US landfill fire sparks toxic smoke fears
Environmental regulators reassured people they faced no serious health risk from smoke billowing out of a burning landfill in Oklahoma.
The fire, in the state's second city, Tulsa, is understood to have been caused by a lightning strike and burned out of control for more than a day despite firefighter efforts to put it out.
Airborne monitoring suggests the smoke does not contain toxic vapours.
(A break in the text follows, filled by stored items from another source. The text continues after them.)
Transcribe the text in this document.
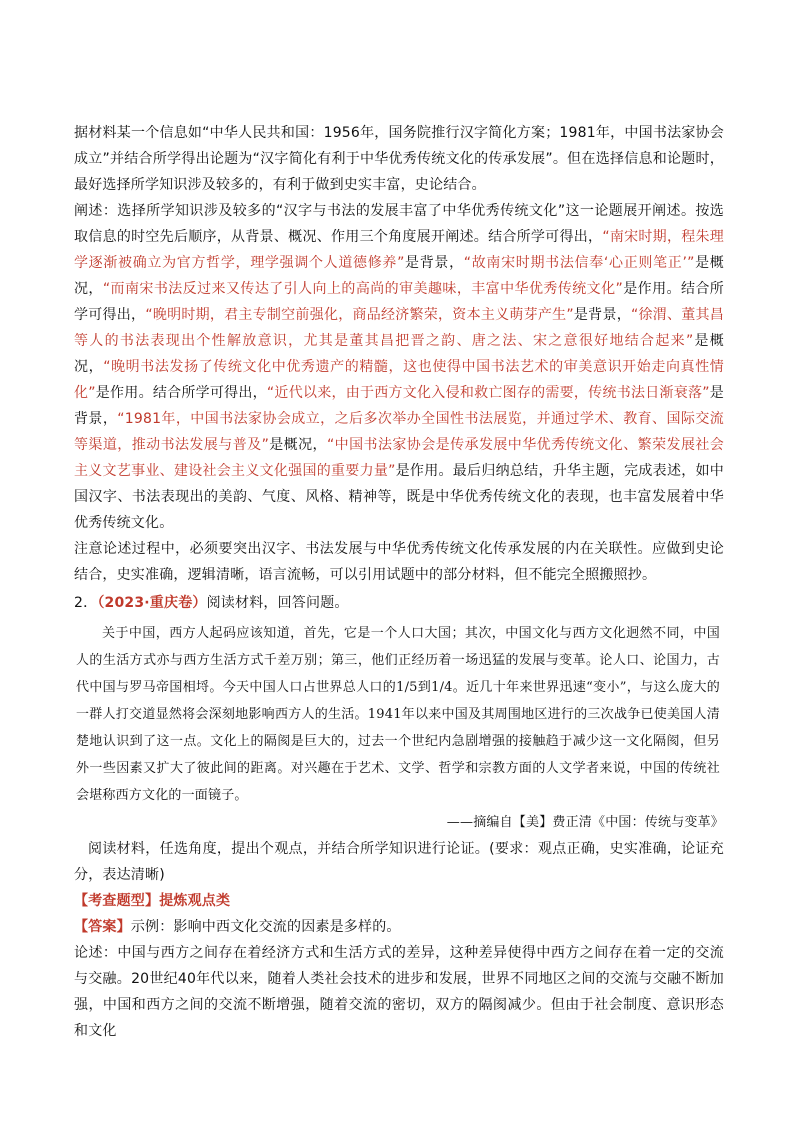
据材料某一个信息如“中华人民共和国：1956年，国务院推行汉字简化方案；1981年，中国书法家协会成立”并结合所学得出论题为“汉字简化有利于中华优秀传统文化的传承发展”。但在选择信息和论题时，最好选择所学知识涉及较多的，有利于做到史实丰富，史论结合。

阐述：选择所学知识涉及较多的“汉字与书法的发展丰富了中华优秀传统文化”这一论题展开阐述。按选取信息的时空先后顺序，从背景、概况、作用三个角度展开阐述。结合所学可得出，“南宋时期，程朱理学逐渐被确立为官方哲学，理学强调个人道德修养”是背景，“故南宋时期书法信奉‘心正则笔正’”是概况，“而南宋书法反过来又传达了引人向上的高尚的审美趣味，丰富中华优秀传统文化”是作用。结合所学可得出，“晚明时期，君主专制空前强化，商品经济繁荣，资本主义萌芽产生”是背景，“徐渭、董其昌等人的书法表现出个性解放意识，尤其是董其昌把晋之韵、唐之法、宋之意很好地结合起来”是概况，“晚明书法发扬了传统文化中优秀遗产的精髓，这也使得中国书法艺术的审美意识开始走向真性情化”是作用。结合所学可得出，“近代以来，由于西方文化入侵和救亡图存的需要，传统书法日渐衰落”是背景，“1981年，中国书法家协会成立，之后多次举办全国性书法展览，并通过学术、教育、国际交流等渠道，推动书法发展与普及”是概况，“中国书法家协会是传承发展中华优秀传统文化、繁荣发展社会主义文艺事业、建设社会主义文化强国的重要力量”是作用。最后归纳总结，升华主题，完成表述，如中国汉字、书法表现出的美韵、气度、风格、精神等，既是中华优秀传统文化的表现，也丰富发展着中华优秀传统文化。

注意论述过程中，必须要突出汉字、书法发展与中华优秀传统文化传承发展的内在关联性。应做到史论结合，史实准确，逻辑清晰，语言流畅，可以引用试题中的部分材料，但不能完全照搬照抄。

2．（2023·重庆卷）阅读材料，回答问题。

关于中国，西方人起码应该知道，首先，它是一个人口大国；其次，中国文化与西方文化迥然不同，中国人的生活方式亦与西方生活方式千差万别；第三，他们正经历着一场迅猛的发展与变革。论人口、论国力，古代中国与罗马帝国相埒。今天中国人口占世界总人口的1/5到1/4。近几十年来世界迅速“变小”，与这么庞大的一群人打交道显然将会深刻地影响西方人的生活。1941年以来中国及其周围地区进行的三次战争已使美国人清楚地认识到了这一点。文化上的隔阂是巨大的，过去一个世纪内急剧增强的接触趋于减少这一文化隔阂，但另外一些因素又扩大了彼此间的距离。对兴趣在于艺术、文学、哲学和宗教方面的人文学者来说，中国的传统社会堪称西方文化的一面镜子。

——摘编自【美】费正清《中国：传统与变革》

阅读材料，任选角度，提出个观点，并结合所学知识进行论证。(要求：观点正确，史实准确，论证充分，表达清晰)

【考查题型】提炼观点类

【答案】示例：影响中西文化交流的因素是多样的。

论述：中国与西方之间存在着经济方式和生活方式的差异，这种差异使得中西方之间存在着一定的交流与交融。20世纪40年代以来，随着人类社会技术的进步和发展，世界不同地区之间的交流与交融不断加强，中国和西方之间的交流不断增强，随着交流的密切，双方的隔阂减少。但由于社会制度、意识形态和文化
But the Environmental Protection Agency (EPA) and Oklahoma Department of Environmental Quality (ODEQ) are warning even non-toxic smoke can irritate the respiratory system and worsen symptoms for those with breathing difficulties and conditions such as asthma and emphysema.
Steve Thompson, ODEQ executive director, said: "ODEQ appreciates the quick response of EPA in this matter.
"ODEQ and EPA will remain at the landfill throughout the day to place additional air quality monitors and gather data from those that have already been placed."
ODEQ continues to encourage individuals with these pre-existing respiratory conditions to avoid the smoke by remaining indoors.
The fire captain in charge of efforts to battle last Wednesday's (August 4) blaze reportedly said not enough water could be got to the site to put it out and early efforts had focused on protecting surrounding buildings.
The fire was eventually extinguished by smothering it with soil. The landfill serves many small waste firms that collect municipal rubbish from the city's suburbs.
It takes in around 600 tonnes of waste per day, which are then shipped to an energy-from-waste plant elsewhere in the city.
Operators say the fire was sparked by a lightning strike. The regulators gave the order on Thursday to shut the gates until the blaze could be brought under control.
EPA regional administrator, Al Armendariz, said: "Emergencies such as this one demonstrate the importance of the continued planning and cooperation between ODEQ and EPA."